The 18 nuns of the Missionaries of Charity order were taken to the border with Costa Rica in July as part of a crackdown on the Catholic Church by the government of Daniel Ortega.
The Church in the Central American country acted as a mediator during 2018 protests against the government. Since then, the Church has had a strained relationship with the government after calling for justice for more than 360 people who died during the unrest.
"At the very least I would expect that the sisters of Mother Teresa (be allowed) to return," Francis said in response to a question about Nicaragua on the plane returning from a Kazakhstan trip.
"These women are good revolutionaries, but of the gospel. They are not making war against anyone. On the contrary, all of us need these women," he said, adding that their expulsion was "inexplicable."
The nuns, who had been working among Nicaragua's poor for more than 30 years, had their legal status revoked.
In recent months, authorities of the Sandinista government have detained priests while others have gone into exile.
Bishop Rolando Alvarez of Matagalpa in the north of the country was whisked away during a pre-dawn raid last month and put under house arrest in the capital Managua.
Alvarez, a critic of Ortega's government and one of the Nicaraguan Church's most influential figures, had been confined for two weeks in a Church house in Matagalpa along with five priests, one seminarian and a cameraman for a religious television channel.

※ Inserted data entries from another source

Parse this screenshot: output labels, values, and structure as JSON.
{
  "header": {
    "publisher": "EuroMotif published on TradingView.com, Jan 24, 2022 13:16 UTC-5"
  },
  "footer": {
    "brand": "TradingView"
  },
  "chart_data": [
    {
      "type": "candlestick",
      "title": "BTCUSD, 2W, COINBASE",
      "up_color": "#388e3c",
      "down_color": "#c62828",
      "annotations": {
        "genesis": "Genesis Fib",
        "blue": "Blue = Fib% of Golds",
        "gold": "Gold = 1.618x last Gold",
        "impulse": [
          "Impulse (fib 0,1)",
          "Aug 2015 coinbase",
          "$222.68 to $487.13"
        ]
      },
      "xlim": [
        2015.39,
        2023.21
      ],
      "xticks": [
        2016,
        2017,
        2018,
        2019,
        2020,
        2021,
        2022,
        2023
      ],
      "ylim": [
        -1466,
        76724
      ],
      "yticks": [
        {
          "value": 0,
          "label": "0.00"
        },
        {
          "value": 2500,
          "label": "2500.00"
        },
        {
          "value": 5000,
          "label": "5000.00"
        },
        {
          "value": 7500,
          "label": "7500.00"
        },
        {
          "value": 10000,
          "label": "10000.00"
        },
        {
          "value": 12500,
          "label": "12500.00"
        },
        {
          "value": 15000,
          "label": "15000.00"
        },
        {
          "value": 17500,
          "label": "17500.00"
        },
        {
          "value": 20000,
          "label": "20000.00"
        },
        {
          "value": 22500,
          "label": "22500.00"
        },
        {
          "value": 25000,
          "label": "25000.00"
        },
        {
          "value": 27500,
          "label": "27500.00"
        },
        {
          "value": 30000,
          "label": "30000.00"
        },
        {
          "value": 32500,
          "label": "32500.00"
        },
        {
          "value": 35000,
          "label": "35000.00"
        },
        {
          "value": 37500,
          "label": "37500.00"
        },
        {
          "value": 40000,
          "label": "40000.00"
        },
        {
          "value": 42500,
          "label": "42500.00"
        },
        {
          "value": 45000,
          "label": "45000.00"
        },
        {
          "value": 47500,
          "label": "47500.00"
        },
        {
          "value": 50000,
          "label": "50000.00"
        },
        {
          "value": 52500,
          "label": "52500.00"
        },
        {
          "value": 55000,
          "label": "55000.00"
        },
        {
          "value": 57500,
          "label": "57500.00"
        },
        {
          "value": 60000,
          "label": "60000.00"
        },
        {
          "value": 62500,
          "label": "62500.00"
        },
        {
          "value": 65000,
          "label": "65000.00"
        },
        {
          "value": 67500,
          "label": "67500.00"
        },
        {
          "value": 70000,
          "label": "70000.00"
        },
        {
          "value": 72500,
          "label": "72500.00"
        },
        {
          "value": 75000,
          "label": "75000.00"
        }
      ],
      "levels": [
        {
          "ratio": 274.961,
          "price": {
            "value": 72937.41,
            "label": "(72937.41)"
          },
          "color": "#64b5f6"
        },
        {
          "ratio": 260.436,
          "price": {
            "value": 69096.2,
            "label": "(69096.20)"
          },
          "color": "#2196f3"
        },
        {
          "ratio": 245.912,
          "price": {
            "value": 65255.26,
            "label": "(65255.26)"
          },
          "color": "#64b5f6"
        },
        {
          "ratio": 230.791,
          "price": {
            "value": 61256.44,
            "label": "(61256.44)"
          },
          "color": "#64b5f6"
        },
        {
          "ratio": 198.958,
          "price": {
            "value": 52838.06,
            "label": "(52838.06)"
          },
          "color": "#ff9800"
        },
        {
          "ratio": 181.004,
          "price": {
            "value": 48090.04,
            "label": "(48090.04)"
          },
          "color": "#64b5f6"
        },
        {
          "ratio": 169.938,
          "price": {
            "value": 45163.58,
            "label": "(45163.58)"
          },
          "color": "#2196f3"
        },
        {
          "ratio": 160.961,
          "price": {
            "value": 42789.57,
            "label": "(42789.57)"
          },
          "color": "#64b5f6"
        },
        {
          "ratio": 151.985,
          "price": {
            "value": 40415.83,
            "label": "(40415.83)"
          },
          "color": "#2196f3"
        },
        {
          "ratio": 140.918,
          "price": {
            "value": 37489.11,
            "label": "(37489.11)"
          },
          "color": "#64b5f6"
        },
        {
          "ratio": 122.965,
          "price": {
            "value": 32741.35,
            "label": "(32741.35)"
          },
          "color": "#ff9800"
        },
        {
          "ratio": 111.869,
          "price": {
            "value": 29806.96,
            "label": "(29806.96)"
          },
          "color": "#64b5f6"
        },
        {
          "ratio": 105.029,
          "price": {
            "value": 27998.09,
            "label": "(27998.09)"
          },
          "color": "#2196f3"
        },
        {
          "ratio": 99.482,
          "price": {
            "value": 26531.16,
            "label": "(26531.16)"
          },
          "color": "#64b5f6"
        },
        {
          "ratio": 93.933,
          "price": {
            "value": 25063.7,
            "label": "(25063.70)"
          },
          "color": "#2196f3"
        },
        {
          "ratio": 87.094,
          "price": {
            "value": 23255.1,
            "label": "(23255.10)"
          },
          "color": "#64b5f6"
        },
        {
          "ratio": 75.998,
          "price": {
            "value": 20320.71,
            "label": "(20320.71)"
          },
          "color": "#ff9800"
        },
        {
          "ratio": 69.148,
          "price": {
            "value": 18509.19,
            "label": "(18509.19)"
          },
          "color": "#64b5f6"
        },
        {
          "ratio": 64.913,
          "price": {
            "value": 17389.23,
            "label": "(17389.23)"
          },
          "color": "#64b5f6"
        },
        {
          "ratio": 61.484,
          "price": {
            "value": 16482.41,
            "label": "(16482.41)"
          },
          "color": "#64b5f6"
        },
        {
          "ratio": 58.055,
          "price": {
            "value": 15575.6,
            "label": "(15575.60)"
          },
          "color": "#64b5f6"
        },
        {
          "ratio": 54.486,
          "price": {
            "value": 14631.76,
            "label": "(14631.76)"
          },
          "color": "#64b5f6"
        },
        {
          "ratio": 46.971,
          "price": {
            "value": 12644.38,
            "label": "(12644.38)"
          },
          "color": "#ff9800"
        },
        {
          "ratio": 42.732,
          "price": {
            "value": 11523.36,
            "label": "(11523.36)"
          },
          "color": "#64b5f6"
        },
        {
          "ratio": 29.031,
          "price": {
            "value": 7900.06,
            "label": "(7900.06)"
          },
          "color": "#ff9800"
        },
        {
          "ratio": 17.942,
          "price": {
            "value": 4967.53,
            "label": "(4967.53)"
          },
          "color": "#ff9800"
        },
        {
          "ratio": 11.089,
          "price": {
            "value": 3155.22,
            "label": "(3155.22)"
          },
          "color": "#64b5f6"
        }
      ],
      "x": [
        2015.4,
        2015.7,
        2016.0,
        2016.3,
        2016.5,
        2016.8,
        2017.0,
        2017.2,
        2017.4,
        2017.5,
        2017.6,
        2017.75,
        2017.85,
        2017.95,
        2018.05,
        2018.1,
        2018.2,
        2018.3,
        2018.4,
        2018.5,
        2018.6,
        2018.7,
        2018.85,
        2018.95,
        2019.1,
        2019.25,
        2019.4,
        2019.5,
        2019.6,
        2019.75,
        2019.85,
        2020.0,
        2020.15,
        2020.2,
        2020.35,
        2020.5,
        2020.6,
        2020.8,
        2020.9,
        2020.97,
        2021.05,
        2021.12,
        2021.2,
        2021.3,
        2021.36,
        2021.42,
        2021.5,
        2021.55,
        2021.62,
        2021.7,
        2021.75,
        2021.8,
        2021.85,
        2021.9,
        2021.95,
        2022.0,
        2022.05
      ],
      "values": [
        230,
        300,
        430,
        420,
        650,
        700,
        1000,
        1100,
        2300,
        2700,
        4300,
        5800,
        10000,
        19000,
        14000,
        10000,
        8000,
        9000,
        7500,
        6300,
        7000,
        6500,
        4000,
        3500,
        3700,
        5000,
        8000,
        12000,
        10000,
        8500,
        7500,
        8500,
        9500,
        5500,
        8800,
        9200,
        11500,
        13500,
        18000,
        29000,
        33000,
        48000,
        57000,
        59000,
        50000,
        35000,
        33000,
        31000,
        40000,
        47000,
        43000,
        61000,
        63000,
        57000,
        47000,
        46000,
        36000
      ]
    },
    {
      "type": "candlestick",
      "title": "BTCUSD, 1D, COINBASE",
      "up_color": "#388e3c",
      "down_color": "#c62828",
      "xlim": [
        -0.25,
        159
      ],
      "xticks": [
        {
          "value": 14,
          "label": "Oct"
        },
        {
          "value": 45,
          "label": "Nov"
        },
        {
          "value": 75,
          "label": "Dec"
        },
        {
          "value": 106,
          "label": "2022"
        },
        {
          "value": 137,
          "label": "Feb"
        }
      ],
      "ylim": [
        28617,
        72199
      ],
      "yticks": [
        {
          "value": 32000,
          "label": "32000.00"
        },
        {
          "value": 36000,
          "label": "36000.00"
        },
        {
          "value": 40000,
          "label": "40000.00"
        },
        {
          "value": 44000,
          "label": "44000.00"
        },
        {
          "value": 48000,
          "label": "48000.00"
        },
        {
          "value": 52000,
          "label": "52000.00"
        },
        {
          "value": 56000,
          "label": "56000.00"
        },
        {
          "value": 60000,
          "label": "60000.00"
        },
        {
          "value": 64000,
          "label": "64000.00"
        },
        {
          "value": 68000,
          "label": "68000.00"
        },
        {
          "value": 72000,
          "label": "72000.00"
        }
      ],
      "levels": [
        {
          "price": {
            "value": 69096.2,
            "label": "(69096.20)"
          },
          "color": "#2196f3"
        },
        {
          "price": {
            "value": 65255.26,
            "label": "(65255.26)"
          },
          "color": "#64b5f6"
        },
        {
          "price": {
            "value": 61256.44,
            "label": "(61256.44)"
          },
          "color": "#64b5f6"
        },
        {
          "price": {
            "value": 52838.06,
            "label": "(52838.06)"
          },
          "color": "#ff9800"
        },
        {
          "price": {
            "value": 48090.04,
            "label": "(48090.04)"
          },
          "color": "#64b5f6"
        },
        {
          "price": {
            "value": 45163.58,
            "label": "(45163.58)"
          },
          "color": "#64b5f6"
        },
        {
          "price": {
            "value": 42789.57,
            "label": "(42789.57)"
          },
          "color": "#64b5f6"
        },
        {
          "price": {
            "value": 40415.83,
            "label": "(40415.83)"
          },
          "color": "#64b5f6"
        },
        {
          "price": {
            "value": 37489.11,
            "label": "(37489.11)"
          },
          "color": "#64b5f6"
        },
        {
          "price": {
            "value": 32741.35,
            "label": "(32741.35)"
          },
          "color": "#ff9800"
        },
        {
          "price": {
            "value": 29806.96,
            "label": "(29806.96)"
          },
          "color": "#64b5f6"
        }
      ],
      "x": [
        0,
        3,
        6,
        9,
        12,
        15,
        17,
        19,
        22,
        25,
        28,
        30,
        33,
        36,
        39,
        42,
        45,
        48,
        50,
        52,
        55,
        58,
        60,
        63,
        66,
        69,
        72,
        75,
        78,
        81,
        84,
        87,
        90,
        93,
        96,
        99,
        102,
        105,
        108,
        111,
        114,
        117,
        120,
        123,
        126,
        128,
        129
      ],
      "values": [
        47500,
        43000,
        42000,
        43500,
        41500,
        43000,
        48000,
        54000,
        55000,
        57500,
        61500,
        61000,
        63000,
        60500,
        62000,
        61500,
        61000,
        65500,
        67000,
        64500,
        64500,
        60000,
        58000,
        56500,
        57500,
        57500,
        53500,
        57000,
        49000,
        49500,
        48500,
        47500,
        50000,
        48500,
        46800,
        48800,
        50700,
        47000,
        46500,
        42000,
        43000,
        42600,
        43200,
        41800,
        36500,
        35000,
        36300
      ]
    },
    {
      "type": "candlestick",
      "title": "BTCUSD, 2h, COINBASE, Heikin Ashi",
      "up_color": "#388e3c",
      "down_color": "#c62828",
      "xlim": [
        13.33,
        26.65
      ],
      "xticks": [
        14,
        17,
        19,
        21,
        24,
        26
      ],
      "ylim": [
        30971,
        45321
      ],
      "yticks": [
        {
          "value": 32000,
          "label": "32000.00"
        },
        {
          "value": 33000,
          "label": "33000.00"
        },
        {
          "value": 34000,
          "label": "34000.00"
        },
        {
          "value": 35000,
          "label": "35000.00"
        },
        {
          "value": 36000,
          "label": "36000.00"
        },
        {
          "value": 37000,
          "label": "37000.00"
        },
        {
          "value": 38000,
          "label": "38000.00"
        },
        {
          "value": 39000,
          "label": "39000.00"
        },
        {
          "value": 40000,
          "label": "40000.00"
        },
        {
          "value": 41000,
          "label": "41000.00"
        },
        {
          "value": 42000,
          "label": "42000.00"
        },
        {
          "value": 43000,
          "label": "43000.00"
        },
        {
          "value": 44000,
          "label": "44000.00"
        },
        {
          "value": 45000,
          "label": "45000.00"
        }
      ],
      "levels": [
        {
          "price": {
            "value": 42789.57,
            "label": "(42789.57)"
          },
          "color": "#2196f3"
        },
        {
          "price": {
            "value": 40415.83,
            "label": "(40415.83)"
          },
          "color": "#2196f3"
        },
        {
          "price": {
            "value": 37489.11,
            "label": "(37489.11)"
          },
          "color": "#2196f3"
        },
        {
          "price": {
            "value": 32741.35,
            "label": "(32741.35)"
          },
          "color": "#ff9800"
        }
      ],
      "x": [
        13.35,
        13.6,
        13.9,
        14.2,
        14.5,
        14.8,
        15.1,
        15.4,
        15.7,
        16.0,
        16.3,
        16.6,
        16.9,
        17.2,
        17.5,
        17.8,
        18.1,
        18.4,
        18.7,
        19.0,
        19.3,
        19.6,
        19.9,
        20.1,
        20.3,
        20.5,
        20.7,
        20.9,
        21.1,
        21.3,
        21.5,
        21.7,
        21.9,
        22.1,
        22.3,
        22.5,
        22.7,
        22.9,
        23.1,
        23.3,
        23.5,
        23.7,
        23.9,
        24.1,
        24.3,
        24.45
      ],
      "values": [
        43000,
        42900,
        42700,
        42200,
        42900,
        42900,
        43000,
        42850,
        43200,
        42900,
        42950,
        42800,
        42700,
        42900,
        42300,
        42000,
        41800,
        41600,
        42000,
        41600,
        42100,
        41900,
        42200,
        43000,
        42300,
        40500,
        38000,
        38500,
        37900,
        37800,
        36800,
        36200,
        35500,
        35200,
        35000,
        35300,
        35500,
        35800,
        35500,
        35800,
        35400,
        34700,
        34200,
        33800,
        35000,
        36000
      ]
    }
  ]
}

In March, the Vatican's ambassador to Nicaragua, Archbishop Waldemar Sommertag, who had been critical of Nicaragua's slide away from democracy, had to leave the country suddenly after the government withdrew its approval of the envoy.
Francis said the Vatican was in talks with the government to improve the Church's situation, which has had severely strained relations with the government since a harsh crackdown on protests in 2018.
Bishop Silvio Baez, also a critic of the government, went into exile in 2019.